Kompulsiyon: Takıntılı düşüncelerin eyleme geçirilmesi. Örnek: Günde yüz defa çamaşır suyuyla kirli olduğu düşünülen ellerin yıkanması.
Bu iki semptomun var olduğu insanlar için kullanılan terim: Obsesif Kompulsif Kişilik Bozukluğu.
yıllar önce psikolojiyle derinlemesine ilgilenen bir arkadaşımdan sohbet esnasında duyduğum terim.

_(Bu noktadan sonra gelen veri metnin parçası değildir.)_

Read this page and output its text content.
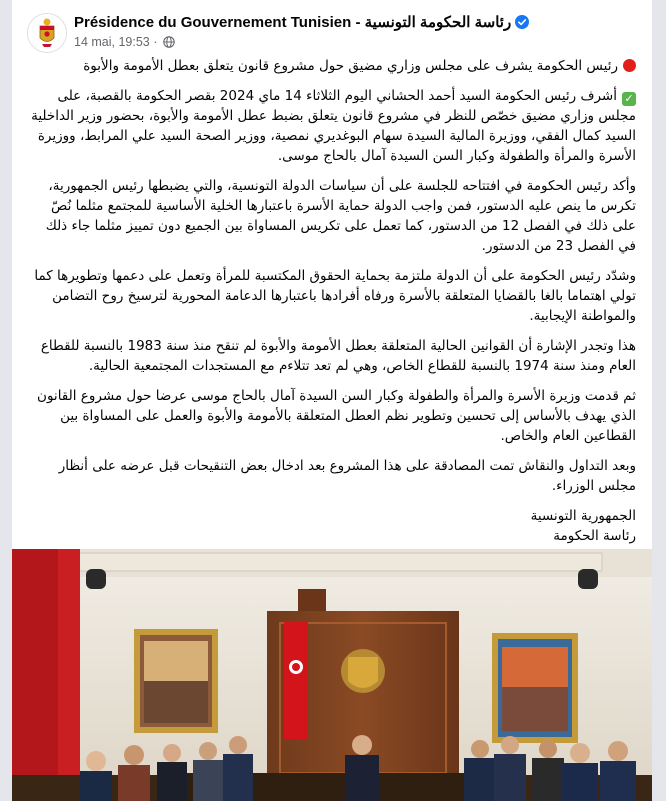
Présidence du Gouvernement Tunisien - رئاسة الحكومة التونسية
14 mai, 19:53 ·

رئيس الحكومة يشرف على مجلس وزاري مضيق حول مشروع قانون يتعلق بعطل الأمومة والأبوة

✓أشرف رئيس الحكومة السيد أحمد الحشاني اليوم الثلاثاء 14 ماي 2024 بقصر الحكومة بالقصبة، على مجلس وزاري مضيق خصّص للنظر في مشروع قانون يتعلق بضبط عطل الأمومة والأبوة، بحضور وزير الداخلية السيد كمال الفقي، ووزيرة المالية السيدة سهام البوغديري نمصية، ووزير الصحة السيد علي المرابط، ووزيرة الأسرة والمرأة والطفولة وكبار السن السيدة آمال بالحاج موسى.

وأكد رئيس الحكومة في افتتاحه للجلسة على أن سياسات الدولة التونسية، والتي يضبطها رئيس الجمهورية، تكرس ما ينص عليه الدستور، فمن واجب الدولة حماية الأسرة باعتبارها الخلية الأساسية للمجتمع مثلما نُصّ على ذلك في الفصل 12 من الدستور، كما تعمل على تكريس المساواة بين الجميع دون تمييز مثلما جاء ذلك في الفصل 23 من الدستور.

وشدّد رئيس الحكومة على أن الدولة ملتزمة بحماية الحقوق المكتسبة للمرأة وتعمل على دعمها وتطويرها كما تولي اهتماما بالغا بالقضايا المتعلقة بالأسرة ورفاه أفرادها باعتبارها الدعامة المحورية لترسيخ روح التضامن والمواطنة الإيجابية.

هذا وتجدر الإشارة أن القوانين الحالية المتعلقة بعطل الأمومة والأبوة لم تنقح منذ سنة 1983 بالنسبة للقطاع العام ومنذ سنة 1974 بالنسبة للقطاع الخاص، وهي لم تعد تتلاءم مع المستجدات المجتمعية الحالية.

ثم قدمت وزيرة الأسرة والمرأة والطفولة وكبار السن السيدة آمال بالحاج موسى عرضا حول مشروع القانون الذي يهدف بالأساس إلى تحسين وتطوير نظم العطل المتعلقة بالأمومة والأبوة والعمل على المساواة بين القطاعين العام والخاص.

وبعد التداول والنقاش تمت المصادقة على هذا المشروع بعد ادخال بعض التنقيحات قبل عرضه على أنظار مجلس الوزراء.

الجمهورية التونسية

رئاسة الحكومة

- sevgili congolos, yaklaşımların farklı kategoride değerlendirilebilinir, mevcut durum obsesif kompulsif bozukluklar dahilindedir.
- obsesiv kompürösör mü o ne ?
- .... *
- ...*
kisinin mantikli olmadigini bildigi halde zihninden atamadigi dusunceye obsesyon, dusuncesini eyleme donusturmesine ise kompulsiyon denir
çocukken çok baskı görmüş insanlarda daha çok ortaya çıkan hastalık. aslında bakarsanız, herkeste bundan biraz var. bu sebepten ötürü, kendinize hemen bu hastalığı yakıştırmayın. belirtileri ekstrem olmadıkça...
sırf rengini begenmedigi için antep fıstıgı yemeyen bi arkadaşım vardı; bunun gibi daha türlü türlü başka garip huylar. sonunda bunun için psikiyatra gitti ve ciddi boyutta obsesif kompulsif kişilik bozukluğu oldugu ortaya çıktı. tedavi görüyor şuan.

edit: buarada bu hafta perşembe kanald de başayacak olan (bkz: galip derviş) adlı dizide engin günaydının canlandıracağı ana karakter de aynı zamanda ciddi boyutta obsesif kompulsif kişilik bozuklugu olan biri. bakalım başarılı bi şekilde işleyebilecekler mi. dizinin başlıgına girilen entrylere bakarsanız zaten (bkz: monk) dizisinin birebir aynısı bu dizi. (karakterler tamamen aynı hatta bölümde gecen olaylar da aynı olacak galiba. yani henüz fragmanda gördügümüz bölümleri monkta izlemiştim çünkü). orda oldukça iyi işlenmişti.

edit2: 21mart perşembeymiş ya la. ben bu perşembe sanıyodum.
(bkz: kezban vol 2)
tüm üniversite hayatımı zindana çeviren ki temeli mükemmelliyetcilik ve bundan kaynaklanan bireysel ve çevresel sorunlar.katı cimri eksiksiz kimseye muhtaç olmadan hatta grup çalışmalarını dahi bireysel yapmaya çalışan vs vs çok merak etmeyin .ha bozuklukla kişilik bozukluğu ayrıdır.üsteki yazanlar inanmayın çoğu okb dur biz okkb bahsediyo ruz.
brad pitt' in sahibi olduğu iddia edilen bozukluk.
düşündükleri şeyler, mükemmelliyetçilik arayışları kendilerini de rahatsız etse de vazgeçemezler. zararlı insanlar değillerdir, kişilik bozukluğudur ama bir manik depresif, bir borderline değildir.o derece tehlikeli boyutta değildir onların takıntıları. psikiyatriden tedavi aldıkları sürece kendlerini daha iyi hissederler.
takıntılı olmaktır...zordur!
(bkz: okb)
(bkz: adrian monk)
- ya derste birden bire kalkıp çiftetelli oynamaya başlarsam,
- ya cenazede gülersem,
- ya çocuğumu balkondan atarsam, hani yapmam da çok sinirlenince yaparsam.
gibi düşüncelerin sürekli insanın aklına gelmesi şeklinde de kendini gösterebilen psikolojik rahatsızlık.
çok zor olduğu açık, allah kolaylık versin.
hayatta yok denecek kadar başarım olmamasının nedeni. şeytana kötü derler ya işte bu hastalık ondan da beter tedavisi var derler falan derler şu hapı önerirler dışarı çık yok temiz hava al yok çayıra çimene bak vs. vs. , güzel kardeşim çimene bakınca bu adamlar bu çimen niye ekşi diye otların biyolojisi öğrenmeye çalışıyor günlerce.
yakın olduğum durum. hissediyorum biraz kontrolü bıraksam kişilik elden gidecek.